Recently, the white-fleshed strawberry colloquially known as the pineberry made a splash in markets. Other cultivars bred for color, shape, flavor and yield are also very popular. 

“For many years we have been meeting the needs of our growers, continually providing them with better varieties,” Vance Whitaker, a UF/IFAS strawberry breeder, said. “On the consumer side, I am most proud that we have continued to increase flavor, which is hopefully encouraging people to eat more strawberries. You can’t go wrong by eating more of something that is so good for you.” 

 The UF/IFAS blueberry breeding program started in the 1940s, revolutionized the industry with now widely planted “southern highbush” cultivars, and is now using precision breeding to develop varieties with characteristics such as drought tolerance and ability to be machine harvested. 

Florida blueberries are the earliest U.S.-grown berries to market in the year, providing fresh fruit in late spring. 

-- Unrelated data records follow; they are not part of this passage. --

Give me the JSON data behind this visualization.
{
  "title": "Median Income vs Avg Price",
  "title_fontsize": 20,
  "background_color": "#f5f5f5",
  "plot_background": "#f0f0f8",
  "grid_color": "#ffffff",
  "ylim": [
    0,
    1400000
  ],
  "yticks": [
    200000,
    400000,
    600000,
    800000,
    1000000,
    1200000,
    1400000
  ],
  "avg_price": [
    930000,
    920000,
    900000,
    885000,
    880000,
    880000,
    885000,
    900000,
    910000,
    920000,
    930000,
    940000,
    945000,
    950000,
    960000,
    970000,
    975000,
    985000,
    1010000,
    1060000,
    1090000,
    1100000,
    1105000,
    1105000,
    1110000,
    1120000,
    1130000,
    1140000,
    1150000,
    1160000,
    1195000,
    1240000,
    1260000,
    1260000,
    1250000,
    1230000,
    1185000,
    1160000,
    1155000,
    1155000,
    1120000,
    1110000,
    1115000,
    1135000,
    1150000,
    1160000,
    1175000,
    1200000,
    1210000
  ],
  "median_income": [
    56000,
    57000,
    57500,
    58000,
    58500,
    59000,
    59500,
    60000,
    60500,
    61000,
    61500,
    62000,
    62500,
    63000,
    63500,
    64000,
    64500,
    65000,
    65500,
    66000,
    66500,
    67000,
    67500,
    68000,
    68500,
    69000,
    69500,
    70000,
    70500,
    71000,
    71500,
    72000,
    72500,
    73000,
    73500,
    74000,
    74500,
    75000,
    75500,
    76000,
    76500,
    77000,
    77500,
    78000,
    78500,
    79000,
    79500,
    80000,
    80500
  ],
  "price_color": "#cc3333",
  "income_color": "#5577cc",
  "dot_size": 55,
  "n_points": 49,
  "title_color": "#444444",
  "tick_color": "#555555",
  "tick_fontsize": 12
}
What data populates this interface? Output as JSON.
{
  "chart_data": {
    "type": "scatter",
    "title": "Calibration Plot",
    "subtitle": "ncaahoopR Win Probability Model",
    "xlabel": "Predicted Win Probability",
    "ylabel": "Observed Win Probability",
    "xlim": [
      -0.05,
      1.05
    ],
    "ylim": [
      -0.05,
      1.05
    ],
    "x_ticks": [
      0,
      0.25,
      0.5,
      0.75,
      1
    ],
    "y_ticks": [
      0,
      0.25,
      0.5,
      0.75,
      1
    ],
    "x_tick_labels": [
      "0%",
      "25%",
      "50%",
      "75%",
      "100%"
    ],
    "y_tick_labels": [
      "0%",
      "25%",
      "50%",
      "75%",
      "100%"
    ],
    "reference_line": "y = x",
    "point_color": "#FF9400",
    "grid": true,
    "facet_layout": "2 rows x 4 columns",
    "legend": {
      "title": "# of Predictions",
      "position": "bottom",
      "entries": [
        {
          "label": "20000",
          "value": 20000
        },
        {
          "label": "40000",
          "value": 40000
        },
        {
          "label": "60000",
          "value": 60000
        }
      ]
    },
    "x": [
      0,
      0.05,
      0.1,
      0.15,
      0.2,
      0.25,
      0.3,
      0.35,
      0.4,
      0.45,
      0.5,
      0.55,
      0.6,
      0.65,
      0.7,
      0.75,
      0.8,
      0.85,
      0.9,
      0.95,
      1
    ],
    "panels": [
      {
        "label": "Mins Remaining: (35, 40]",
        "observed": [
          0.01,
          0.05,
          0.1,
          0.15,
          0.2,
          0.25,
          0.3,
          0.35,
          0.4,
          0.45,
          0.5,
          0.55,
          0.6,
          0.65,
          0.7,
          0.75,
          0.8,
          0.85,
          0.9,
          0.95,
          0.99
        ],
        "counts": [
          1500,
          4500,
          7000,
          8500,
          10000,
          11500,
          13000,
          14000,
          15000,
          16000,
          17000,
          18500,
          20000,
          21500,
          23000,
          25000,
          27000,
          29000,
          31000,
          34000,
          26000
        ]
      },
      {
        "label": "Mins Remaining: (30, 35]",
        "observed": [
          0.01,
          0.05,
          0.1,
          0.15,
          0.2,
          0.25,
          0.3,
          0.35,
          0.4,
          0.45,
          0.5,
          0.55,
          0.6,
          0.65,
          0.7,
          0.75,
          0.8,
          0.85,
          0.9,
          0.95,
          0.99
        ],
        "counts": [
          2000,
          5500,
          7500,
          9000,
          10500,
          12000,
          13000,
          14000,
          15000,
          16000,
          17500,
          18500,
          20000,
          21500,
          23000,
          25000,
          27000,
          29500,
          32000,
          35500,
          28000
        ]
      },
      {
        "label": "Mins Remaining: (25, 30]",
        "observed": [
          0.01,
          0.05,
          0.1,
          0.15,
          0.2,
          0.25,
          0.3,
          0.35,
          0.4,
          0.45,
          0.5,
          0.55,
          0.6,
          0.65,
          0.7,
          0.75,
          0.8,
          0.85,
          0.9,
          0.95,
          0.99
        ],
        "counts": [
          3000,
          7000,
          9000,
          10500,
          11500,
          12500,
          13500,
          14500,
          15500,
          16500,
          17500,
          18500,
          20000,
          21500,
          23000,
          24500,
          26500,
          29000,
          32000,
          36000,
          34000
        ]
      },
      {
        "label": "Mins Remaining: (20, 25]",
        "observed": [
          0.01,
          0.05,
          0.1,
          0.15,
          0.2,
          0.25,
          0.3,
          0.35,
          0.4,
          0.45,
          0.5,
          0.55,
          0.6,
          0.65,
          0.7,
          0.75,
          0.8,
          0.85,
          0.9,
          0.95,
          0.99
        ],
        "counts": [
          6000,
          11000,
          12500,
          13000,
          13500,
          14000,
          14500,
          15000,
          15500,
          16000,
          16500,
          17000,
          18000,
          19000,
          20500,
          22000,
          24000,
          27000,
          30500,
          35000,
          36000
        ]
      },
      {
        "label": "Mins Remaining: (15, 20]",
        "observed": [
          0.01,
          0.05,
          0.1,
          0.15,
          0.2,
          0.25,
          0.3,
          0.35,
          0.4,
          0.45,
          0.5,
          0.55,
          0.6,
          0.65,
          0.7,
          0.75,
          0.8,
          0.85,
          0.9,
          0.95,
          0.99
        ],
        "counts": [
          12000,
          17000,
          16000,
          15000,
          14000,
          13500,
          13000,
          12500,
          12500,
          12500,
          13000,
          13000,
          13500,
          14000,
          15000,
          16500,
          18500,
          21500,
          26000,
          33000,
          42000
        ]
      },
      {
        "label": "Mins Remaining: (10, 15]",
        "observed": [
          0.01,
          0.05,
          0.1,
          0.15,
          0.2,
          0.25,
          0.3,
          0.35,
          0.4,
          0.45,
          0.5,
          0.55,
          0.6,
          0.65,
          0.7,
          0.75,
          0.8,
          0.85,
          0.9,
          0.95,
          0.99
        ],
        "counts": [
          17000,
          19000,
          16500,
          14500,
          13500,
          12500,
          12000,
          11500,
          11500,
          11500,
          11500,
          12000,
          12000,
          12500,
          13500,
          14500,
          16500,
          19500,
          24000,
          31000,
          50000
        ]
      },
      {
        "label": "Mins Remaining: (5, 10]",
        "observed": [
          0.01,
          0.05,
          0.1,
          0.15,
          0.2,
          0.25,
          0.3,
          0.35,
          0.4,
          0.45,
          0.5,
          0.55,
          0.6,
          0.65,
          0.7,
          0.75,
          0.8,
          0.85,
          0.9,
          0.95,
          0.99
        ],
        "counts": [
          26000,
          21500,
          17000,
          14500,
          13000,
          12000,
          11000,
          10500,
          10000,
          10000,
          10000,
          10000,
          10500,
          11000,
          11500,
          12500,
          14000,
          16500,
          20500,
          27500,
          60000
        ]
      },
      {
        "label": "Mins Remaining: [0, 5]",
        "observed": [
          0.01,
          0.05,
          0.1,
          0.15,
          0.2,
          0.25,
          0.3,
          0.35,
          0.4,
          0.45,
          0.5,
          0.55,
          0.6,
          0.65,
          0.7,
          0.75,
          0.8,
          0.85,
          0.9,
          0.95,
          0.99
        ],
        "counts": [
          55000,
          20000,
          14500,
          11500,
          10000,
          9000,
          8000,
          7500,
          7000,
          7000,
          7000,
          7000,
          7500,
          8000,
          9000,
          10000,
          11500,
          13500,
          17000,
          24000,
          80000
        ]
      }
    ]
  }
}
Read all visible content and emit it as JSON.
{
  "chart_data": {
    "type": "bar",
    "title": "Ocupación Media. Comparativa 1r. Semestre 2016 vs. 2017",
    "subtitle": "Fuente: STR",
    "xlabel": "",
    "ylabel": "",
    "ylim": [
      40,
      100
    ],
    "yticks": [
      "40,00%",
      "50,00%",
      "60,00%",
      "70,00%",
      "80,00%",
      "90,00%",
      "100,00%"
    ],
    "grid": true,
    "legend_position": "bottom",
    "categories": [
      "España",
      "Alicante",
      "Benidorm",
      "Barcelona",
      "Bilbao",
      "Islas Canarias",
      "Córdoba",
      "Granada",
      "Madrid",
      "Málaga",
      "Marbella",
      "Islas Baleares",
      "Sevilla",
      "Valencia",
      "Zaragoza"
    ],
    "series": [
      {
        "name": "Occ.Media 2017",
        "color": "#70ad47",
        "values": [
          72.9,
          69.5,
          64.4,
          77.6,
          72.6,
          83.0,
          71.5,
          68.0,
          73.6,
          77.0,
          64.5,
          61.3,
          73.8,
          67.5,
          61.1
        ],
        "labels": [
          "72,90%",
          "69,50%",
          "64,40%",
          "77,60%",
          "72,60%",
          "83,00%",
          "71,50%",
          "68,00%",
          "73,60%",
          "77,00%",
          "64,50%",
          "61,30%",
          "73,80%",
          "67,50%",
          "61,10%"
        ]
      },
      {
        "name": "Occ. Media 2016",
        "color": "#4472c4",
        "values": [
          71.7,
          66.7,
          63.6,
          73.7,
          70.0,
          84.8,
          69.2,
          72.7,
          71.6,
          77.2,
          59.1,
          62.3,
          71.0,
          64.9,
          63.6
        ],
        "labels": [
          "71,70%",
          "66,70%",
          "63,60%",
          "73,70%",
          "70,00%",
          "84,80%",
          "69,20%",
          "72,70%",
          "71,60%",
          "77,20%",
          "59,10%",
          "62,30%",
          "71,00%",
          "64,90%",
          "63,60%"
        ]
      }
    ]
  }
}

UF President Ben Sasse recently committed $2 million to launch a Crop Transformation Center to facilitate the rapid development and commercialization of genetically improved crops. 

Back in Louisiana, LSU AgCenter rice breeder Adam Famoso said with precision breeding tools and methods he has been able to increase the scale of the rice lines he can test and do so at a lower cost than traditional methods that involved labor-intensive field testing. 

“It's so valuable because the cost to run a DNA marker in our lab is just a few cents, whereas if I wanted to evaluate a line for disease resistance, I have to increase seed, I have to put it in the field, I have to inoculate it, score it,” Famoso said. “I mean, there's so much work that goes into it and the environment can play a factor.” 

Famoso is also improving the accuracy of selecting the traits needed in those rice lines. 

The work these three universities and other Southern region land-grant universities are doing on precision breeding leads to crop varieties that can better withstand diseases and pests, have better yields and quality, and a host of other characteristics that help farmers face fewer issues in the field and at harvest time. 

The LSU AgCenter, Arkansas Agricultural Experiment Station, and UF/IFAS are part of a system of 15 agricultural research centers at Land-grant Universities in the southern U.S. where scientists collaborate to conduct research and outreach focused on conserving the region’s natural resources and sustainably feeding a growing global population.